Witnesses report that Richardson pulled his Corvette up beside another Corvette at a traffic light, then raced him from the green light. He lost control of his car during the acceleration and wiped out Nicholson, who was a mere two blocks from her home.
Richardson has insisted that the computer chip that governs his car's traction management system malfunctioned.
Of course, those of us with any sense in our heads know different: it was Richardson's brain that malfunctioned.
Regardless of whatever malfunctions may have occurred in Richardson's car (and he would have to prove this), his car didn't choose the rate of acceleration for him -- he did. Richardson's car didn't choose to race -- he did.
Richardson's appeal simply would have been a waste of time.

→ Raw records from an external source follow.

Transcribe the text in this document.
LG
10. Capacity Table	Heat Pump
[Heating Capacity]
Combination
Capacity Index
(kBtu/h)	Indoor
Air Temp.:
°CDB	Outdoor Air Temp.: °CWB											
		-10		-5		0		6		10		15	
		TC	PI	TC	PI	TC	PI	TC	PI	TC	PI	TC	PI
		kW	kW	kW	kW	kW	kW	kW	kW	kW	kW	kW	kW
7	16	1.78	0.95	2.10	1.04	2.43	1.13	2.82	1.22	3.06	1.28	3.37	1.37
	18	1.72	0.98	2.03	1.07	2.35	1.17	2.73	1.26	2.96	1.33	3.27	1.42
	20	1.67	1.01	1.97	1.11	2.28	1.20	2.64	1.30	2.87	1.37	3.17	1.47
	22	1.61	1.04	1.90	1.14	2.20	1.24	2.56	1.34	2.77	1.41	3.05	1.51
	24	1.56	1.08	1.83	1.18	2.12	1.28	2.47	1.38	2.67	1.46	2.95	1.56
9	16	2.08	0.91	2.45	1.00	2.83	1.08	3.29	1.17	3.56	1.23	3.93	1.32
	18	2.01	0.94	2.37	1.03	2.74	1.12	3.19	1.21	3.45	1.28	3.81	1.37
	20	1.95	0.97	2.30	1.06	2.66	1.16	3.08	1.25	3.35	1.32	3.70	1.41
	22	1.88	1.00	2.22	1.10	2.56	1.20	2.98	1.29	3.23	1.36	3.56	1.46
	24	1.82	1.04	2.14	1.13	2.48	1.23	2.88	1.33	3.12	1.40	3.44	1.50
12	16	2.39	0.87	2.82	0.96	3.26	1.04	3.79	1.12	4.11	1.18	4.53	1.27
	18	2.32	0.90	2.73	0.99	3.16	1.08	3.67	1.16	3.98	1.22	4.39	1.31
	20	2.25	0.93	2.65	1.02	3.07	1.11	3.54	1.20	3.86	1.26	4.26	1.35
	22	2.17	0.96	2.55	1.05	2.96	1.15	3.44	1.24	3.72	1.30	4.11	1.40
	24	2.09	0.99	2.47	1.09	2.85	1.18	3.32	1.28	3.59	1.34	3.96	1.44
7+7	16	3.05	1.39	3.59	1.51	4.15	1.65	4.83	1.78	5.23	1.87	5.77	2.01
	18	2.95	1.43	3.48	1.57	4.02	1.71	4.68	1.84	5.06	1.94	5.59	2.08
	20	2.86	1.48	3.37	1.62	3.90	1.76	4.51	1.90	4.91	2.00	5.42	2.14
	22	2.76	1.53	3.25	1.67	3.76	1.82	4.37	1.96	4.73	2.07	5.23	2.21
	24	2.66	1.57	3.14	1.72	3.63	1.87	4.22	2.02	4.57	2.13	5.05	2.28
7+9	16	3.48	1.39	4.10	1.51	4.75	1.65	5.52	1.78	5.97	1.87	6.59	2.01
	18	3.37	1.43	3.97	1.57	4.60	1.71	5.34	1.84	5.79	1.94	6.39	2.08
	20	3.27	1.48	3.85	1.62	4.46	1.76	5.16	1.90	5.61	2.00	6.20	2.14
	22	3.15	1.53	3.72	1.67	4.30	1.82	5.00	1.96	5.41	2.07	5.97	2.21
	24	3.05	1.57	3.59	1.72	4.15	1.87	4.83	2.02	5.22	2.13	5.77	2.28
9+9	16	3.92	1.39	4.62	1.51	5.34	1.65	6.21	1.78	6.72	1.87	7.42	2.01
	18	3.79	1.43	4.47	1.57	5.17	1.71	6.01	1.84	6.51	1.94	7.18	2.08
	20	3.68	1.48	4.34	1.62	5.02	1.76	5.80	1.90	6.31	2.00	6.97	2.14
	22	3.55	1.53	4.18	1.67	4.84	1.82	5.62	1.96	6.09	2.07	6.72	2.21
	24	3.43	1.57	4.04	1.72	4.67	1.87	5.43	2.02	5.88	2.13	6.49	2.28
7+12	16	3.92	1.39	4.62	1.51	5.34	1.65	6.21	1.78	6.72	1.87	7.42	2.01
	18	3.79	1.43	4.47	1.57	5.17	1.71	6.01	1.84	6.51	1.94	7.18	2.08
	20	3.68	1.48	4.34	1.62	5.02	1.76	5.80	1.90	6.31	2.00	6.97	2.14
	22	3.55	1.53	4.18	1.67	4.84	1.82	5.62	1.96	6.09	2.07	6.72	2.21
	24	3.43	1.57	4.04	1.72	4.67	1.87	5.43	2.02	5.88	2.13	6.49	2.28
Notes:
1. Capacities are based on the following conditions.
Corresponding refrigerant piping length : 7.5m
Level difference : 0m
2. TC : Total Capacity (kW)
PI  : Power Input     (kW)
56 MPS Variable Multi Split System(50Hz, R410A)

Cases such as this, however, merely underscore the need to legislate against street racing so that it can be dealt with directly in criminal courts, not merely as cases tried under other statutes. All of Canada's provinces would do well to emulate the Dalton McGuinty Ontario government's approach. A $10,000 fine will probably smarten up most of the 2 Fast 2 Furious crowd.
And smartening is something they could definitely use.
The federal government also attempted to address street racing would impose stronger punishments on convicted street racers.Yet, according to the Library of Parliament Bill C-65 hasn't yet passed its third reading, despite having been before parliament for a year.
The courts have made an uncharacteristic stand in this particular case, and it's time for the federal government to do the same, stop dragging its feed on bill C-65, and get the job done.
As far as movies concerned, Universal Studios would be doing the public a tremendous favour by simply letting this film series die a merciful death. It wouldn't only be striking a blow against the popularity of street racing, it would also be striking a blow against lousy movies.
Besides: Paul Walker's career is over anyway.